I am conducting a study comparing the execution time of Bloom Filter Join operation on two environments: Apache Spark Cluster and Apache Spark. I have compared the overall time of the two environments, but I want to compare specific "tasks on each stage" to see which computation has the most significant difference.
I have taken a screenshot of the DAG of Stage 0 and the list of tasks executed in Stage 0.
I write programs
val appName = "scenario4-study2b"
val spark = SparkSession.builder()
.appName(appName)
.getOrCreate()
val s3accessKeyAws = "**"
val s3secretKeyAws = "**"
val connectionTimeOut = "600000"
val s3endPointLoc: String = "http://192.168.1.100"
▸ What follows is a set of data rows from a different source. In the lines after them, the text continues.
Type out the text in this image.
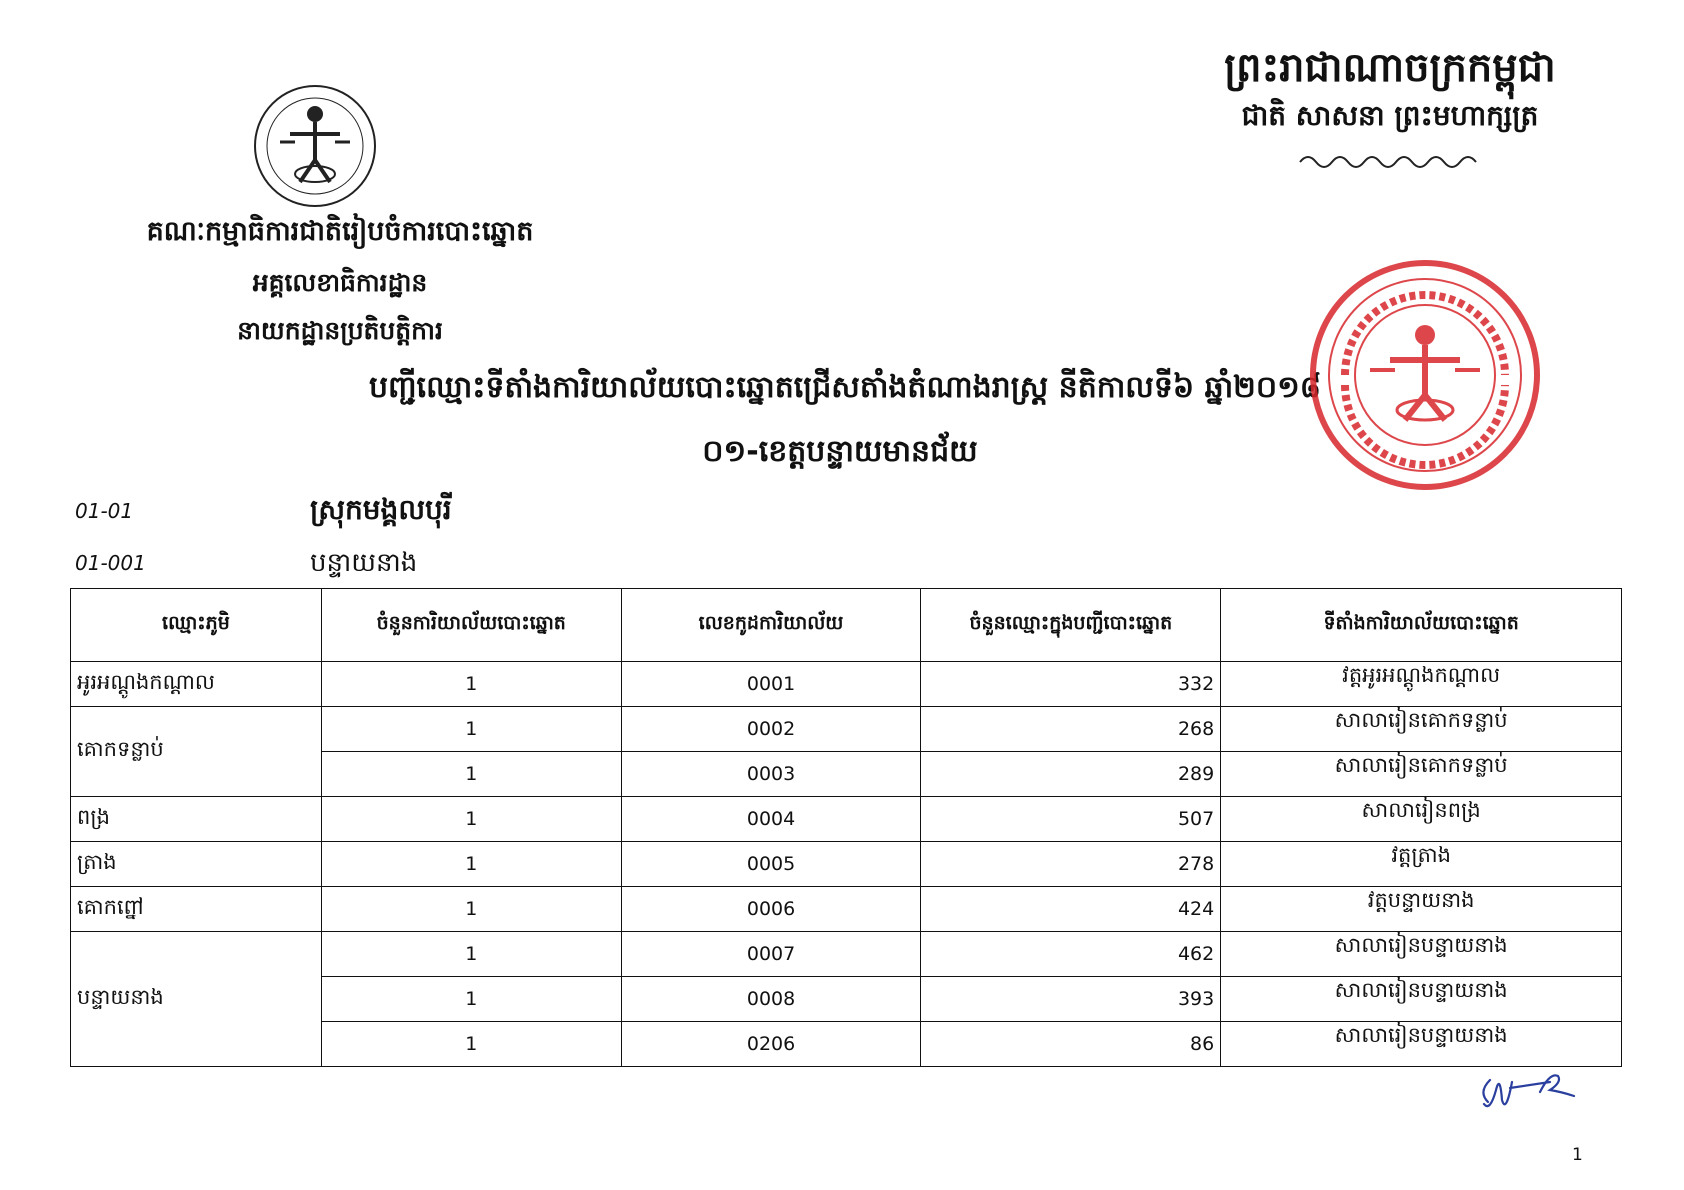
ព្រះរាជាណាចក្រកម្ពុជា
ជាតិ សាសនា ព្រះមហាក្សត្រ
គណៈកម្មាធិការជាតិរៀបចំការបោះឆ្នោត
អគ្គលេខាធិការដ្ឋាន
នាយកដ្ឋានប្រតិបត្តិការ
បញ្ជីឈ្មោះទីតាំងការិយាល័យបោះឆ្នោតជ្រើសតាំងតំណាងរាស្ត្រ នីតិកាលទី៦ ឆ្នាំ២០១៨
០១-ខេត្តបន្ទាយមានជ័យ
01-01	ស្រុកមង្គលបុរី
01-001	បន្ទាយនាង
ឈ្មោះភូមិ	ចំនួនការិយាល័យបោះឆ្នោត	លេខកូដការិយាល័យ	ចំនួនឈ្មោះក្នុងបញ្ជីបោះឆ្នោត	ទីតាំងការិយាល័យបោះឆ្នោត
អូរអណ្តូងកណ្តាល	1	0001	332	វត្តអូរអណ្តូងកណ្តាល
គោកទន្លាប់	1	0002	268	សាលារៀនគោកទន្លាប់
	1	0003	289	សាលារៀនគោកទន្លាប់
ពង្រ	1	0004	507	សាលារៀនពង្រ
ត្រាង	1	0005	278	វត្តត្រាង
គោកព្នៅ	1	0006	424	វត្តបន្ទាយនាង
បន្ទាយនាង	1	0007	462	សាលារៀនបន្ទាយនាង
	1	0008	393	សាលារៀនបន្ទាយនាង
	1	0206	86	សាលារៀនបន្ទាយនាង
1
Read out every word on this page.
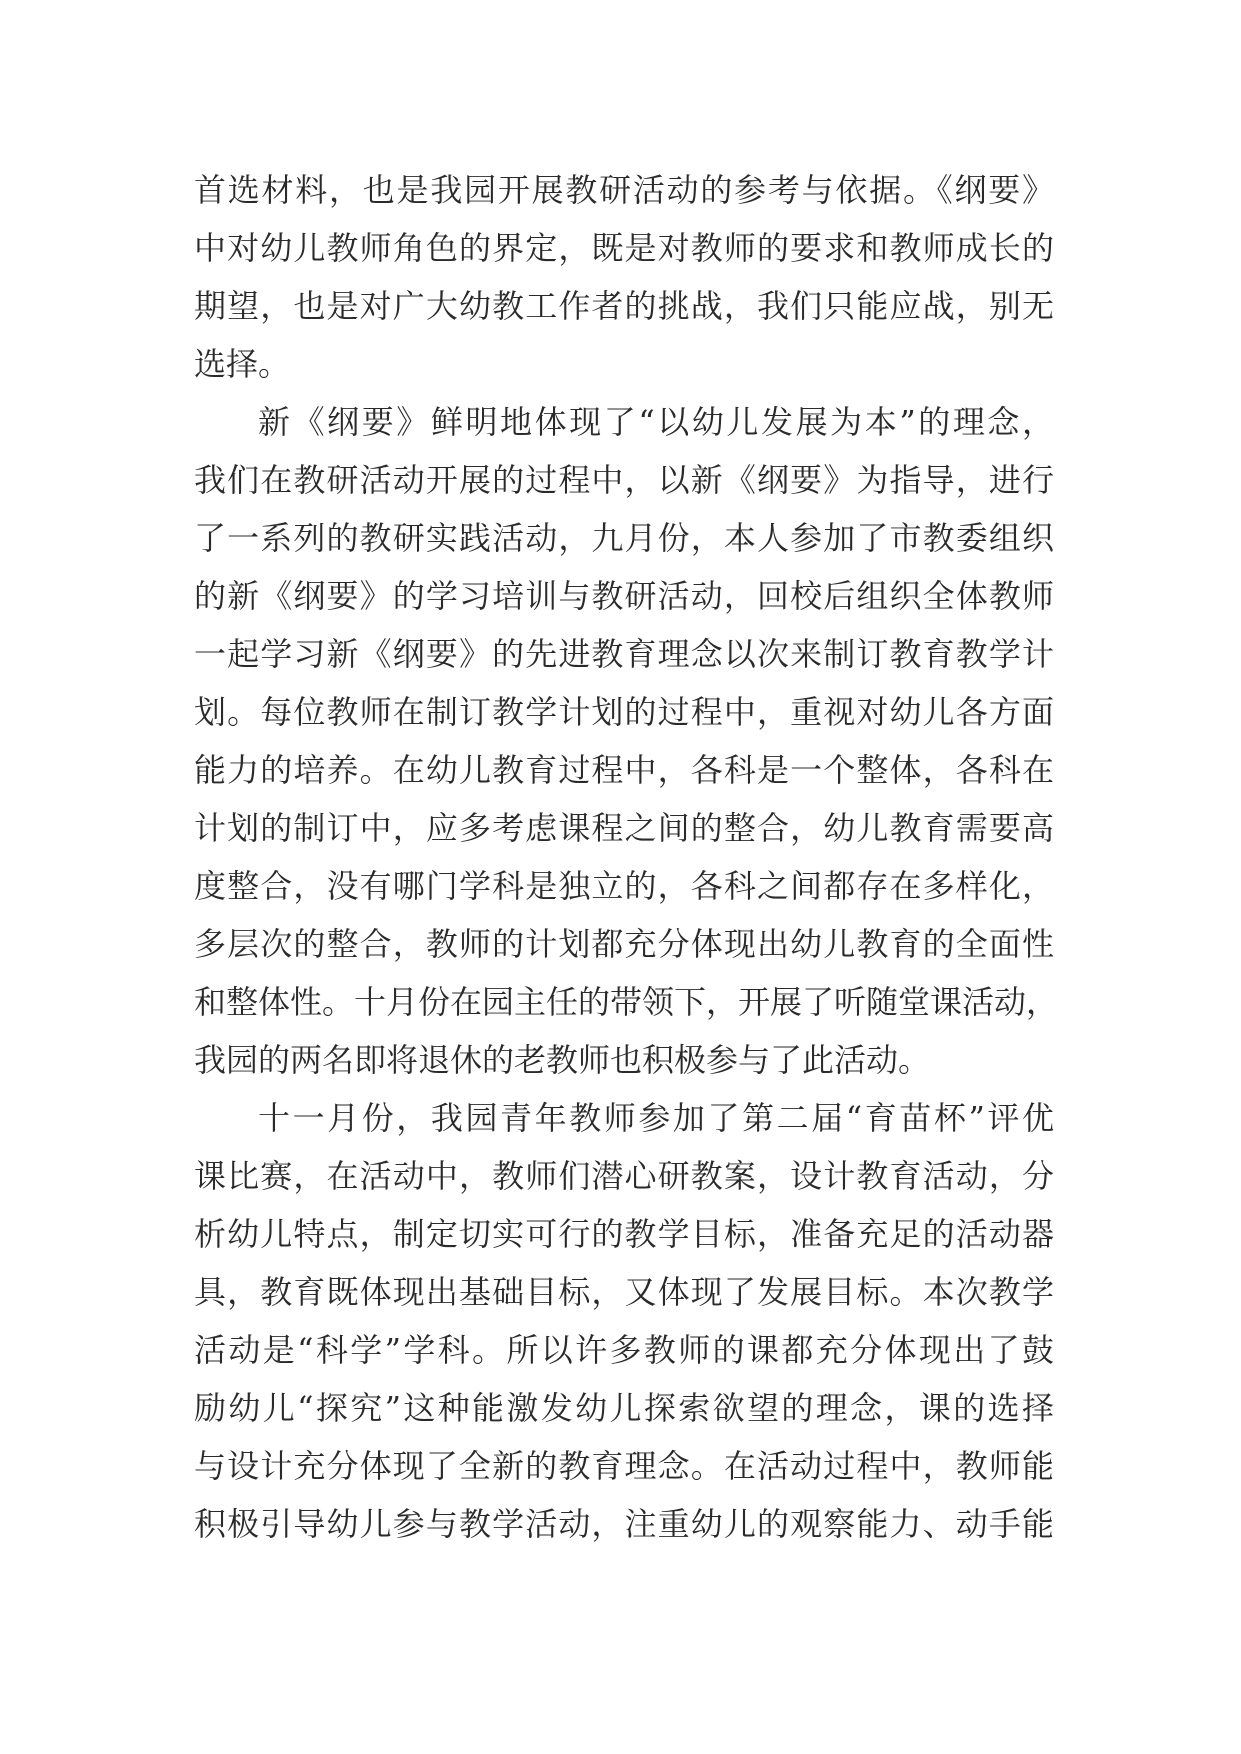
首选材料，也是我园开展教研活动的参考与依据。《纲要》
中对幼儿教师角色的界定，既是对教师的要求和教师成长的
期望，也是对广大幼教工作者的挑战，我们只能应战，别无
选择。
新《纲要》鲜明地体现了“以幼儿发展为本”的理念，
我们在教研活动开展的过程中，以新《纲要》为指导，进行
了一系列的教研实践活动，九月份，本人参加了市教委组织
的新《纲要》的学习培训与教研活动，回校后组织全体教师
一起学习新《纲要》的先进教育理念以次来制订教育教学计
划。每位教师在制订教学计划的过程中，重视对幼儿各方面
能力的培养。在幼儿教育过程中，各科是一个整体，各科在
计划的制订中，应多考虑课程之间的整合，幼儿教育需要高
度整合，没有哪门学科是独立的，各科之间都存在多样化，
多层次的整合，教师的计划都充分体现出幼儿教育的全面性
和整体性。十月份在园主任的带领下，开展了听随堂课活动，
我园的两名即将退休的老教师也积极参与了此活动。
十一月份，我园青年教师参加了第二届“育苗杯”评优
课比赛，在活动中，教师们潜心研教案，设计教育活动，分
析幼儿特点，制定切实可行的教学目标，准备充足的活动器
具，教育既体现出基础目标，又体现了发展目标。本次教学
活动是“科学”学科。所以许多教师的课都充分体现出了鼓
励幼儿“探究”这种能激发幼儿探索欲望的理念，课的选择
与设计充分体现了全新的教育理念。在活动过程中，教师能
积极引导幼儿参与教学活动，注重幼儿的观察能力、动手能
val sc = spark.sparkContext
// Read file from S3 with capacity is 70GB
var rddL: RDD[String] = spark.sparkContext.emptyRDD[String]
for (index < -16 to 29) {
val fileName = f "$index%02d"
rddL = Tools.readS3A(sc, fileName).union(rddL)
}
// Create filter with BF
val BF = Tools.rdd2BF(rddL)
// Read file from S3 with capacity is 80GB
var coutRS: Long = 0
for (index < -0 to 15) {
val fileName = f "$index%02d"
coutRS = coutRS + Tools.readS3A(sc, fileName).filter(item => BF.contains(item)).count()
}
print("\nResult: " + coutRS + "\n\n")
I have questions:
- Can we determine which tasks are responsible for executing each step scheduled on the DAG during the processing?
- Is it possible to know the function of each task (e.g., what is task ID 0 responsible for? What is task ID 1 responsible for? ... )?